Didn’t they think that incomprehensibly ignoring players like Ziyech and Mazraoui would force Abdessamad Ezzalzouli, a talented and great player, to withdraw from representing Morocco and give in to the pressure of the Spanish Football Federation? Ezzalzouli is a world-class player, and I hope he chooses to play for the Moroccan national team in the future, where he will be a source of pride for us and an example for all Moroccans.
I was very excited to see the national team compete in the African Cup, and I was hoping that they would win this competition and bring joy to the Moroccan people who had experienced disappointment and sadness in many previous continental and international competitions, most recently the Arab Cup.

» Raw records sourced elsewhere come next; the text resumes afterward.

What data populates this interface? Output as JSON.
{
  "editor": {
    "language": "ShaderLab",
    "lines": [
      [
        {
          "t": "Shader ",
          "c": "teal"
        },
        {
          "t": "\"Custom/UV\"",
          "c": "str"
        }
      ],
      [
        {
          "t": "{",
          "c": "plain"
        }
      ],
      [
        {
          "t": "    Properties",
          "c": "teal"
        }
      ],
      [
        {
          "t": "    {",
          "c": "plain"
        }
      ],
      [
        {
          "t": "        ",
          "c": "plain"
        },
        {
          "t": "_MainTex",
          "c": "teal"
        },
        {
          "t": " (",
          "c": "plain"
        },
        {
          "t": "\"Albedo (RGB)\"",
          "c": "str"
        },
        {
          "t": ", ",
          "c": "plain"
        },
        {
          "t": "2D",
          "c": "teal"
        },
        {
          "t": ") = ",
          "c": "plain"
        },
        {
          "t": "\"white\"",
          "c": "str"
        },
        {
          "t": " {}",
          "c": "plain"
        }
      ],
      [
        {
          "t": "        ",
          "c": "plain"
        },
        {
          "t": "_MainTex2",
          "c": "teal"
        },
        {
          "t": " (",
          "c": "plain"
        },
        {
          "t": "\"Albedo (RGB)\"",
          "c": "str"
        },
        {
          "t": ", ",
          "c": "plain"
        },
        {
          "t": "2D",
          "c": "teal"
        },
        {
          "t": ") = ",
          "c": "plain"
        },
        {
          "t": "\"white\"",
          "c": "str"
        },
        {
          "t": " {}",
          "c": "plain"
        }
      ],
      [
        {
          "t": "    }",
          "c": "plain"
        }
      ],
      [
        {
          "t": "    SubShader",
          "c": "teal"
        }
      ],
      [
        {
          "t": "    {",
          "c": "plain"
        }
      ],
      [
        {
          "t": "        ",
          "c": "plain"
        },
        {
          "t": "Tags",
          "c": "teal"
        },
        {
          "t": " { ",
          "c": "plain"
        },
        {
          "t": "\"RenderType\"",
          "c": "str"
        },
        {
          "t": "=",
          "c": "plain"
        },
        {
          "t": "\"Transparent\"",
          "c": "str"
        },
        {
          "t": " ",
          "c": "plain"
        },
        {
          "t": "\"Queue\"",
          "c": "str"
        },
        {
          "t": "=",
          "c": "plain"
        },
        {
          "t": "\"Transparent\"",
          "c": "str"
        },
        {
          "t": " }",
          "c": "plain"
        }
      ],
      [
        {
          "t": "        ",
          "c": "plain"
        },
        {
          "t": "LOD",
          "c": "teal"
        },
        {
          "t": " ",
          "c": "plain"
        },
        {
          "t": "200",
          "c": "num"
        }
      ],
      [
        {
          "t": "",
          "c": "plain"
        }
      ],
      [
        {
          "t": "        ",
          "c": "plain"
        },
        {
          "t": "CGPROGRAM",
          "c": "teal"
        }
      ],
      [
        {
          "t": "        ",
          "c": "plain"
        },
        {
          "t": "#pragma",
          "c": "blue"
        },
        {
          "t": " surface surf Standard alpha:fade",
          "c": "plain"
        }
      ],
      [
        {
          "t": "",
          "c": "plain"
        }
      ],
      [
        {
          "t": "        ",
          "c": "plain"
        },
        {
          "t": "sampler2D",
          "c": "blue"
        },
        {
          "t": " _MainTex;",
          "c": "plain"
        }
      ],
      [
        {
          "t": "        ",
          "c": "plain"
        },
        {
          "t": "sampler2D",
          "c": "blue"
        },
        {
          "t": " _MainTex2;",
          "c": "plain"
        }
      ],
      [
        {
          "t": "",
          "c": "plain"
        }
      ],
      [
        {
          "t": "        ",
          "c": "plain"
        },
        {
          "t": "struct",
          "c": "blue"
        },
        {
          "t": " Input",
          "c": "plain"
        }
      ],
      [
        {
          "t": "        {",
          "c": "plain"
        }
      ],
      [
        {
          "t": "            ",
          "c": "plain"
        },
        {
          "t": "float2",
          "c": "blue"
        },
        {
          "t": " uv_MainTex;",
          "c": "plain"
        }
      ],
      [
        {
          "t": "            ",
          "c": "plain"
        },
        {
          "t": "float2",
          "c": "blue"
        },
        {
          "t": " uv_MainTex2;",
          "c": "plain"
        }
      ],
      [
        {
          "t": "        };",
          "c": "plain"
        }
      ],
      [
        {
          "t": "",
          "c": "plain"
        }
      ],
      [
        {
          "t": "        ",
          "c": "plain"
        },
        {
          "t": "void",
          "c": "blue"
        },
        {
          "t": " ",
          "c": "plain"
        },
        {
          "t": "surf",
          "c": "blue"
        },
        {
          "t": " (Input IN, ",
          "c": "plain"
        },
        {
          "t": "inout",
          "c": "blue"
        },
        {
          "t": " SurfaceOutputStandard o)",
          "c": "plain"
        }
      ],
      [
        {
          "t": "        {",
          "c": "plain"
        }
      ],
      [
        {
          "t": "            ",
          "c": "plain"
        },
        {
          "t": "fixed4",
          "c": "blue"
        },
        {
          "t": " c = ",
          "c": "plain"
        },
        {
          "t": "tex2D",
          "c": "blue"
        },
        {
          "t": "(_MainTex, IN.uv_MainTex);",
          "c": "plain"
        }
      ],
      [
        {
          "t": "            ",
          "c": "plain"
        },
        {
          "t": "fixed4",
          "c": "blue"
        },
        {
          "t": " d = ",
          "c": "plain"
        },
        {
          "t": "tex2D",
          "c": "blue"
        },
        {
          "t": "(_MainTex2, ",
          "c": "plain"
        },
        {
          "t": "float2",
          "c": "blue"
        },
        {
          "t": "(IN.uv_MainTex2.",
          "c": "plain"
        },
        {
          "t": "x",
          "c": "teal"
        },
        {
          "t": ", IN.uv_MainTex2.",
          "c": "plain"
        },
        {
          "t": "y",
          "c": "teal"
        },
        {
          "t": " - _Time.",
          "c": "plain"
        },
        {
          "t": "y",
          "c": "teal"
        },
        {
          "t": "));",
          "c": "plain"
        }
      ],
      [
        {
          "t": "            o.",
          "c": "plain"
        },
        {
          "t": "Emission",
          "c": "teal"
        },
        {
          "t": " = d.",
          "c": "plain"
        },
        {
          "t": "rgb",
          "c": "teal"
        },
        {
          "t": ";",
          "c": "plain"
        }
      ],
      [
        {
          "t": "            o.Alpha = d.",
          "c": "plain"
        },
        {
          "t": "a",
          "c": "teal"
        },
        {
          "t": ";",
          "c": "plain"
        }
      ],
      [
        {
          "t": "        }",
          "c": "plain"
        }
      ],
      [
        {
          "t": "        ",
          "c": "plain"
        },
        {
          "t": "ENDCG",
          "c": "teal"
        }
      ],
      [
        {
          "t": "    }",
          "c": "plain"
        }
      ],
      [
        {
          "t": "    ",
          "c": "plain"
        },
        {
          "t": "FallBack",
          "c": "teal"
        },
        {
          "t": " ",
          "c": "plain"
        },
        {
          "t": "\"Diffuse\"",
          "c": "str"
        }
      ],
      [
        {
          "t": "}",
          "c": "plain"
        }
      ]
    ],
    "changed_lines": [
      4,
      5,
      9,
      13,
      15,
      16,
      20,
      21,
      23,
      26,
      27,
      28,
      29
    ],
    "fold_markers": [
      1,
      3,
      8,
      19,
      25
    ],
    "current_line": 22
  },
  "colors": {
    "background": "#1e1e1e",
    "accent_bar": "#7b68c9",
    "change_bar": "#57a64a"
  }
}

But a coach like Halilhodzic, who appears to value his own person over the team’s interests, is not what Morocco needed to reach its top two goals: win the AFCON after four decades of disappointments and do fairly well at the World Cup.
Halilhodzic did not even have the decency to attend the traditional post-match conference after his tactics failed Morocco against Egypt.
Regardless of their team’s result in a game, club and national team managers are expected to attend their post-match conference to explain to journalists– but mostly to passionate fans who might be watching or listening — what worked and what did not work in that particular game.
Moroccans had so many questions after yesterday’s debacle: Why replace Boufal that early when he was Morocco’s most creative attacking player? Why start with Barkok and El Haddadi? Why did the coach not tell his players to continue with technical and possession football despite scoring early? Why did Morocco choose to play defensive football for much of the game, and only woke up when the match was already slipping away from them?
But Halilhozdic did not even have the courage to attend the post-match conference to at least apologize or try to defend his tactical choices or footballing philosophy despite the loss. For that alone, he must go.
And to those who may think I’m exaggerating or getting too emotional, I say that yesterday’s game and Halilhodzic’s dismissive attitude following a defeat when he should have reassured and apologized to devastated Moroccan fans show that he is not the coach Morocco needs.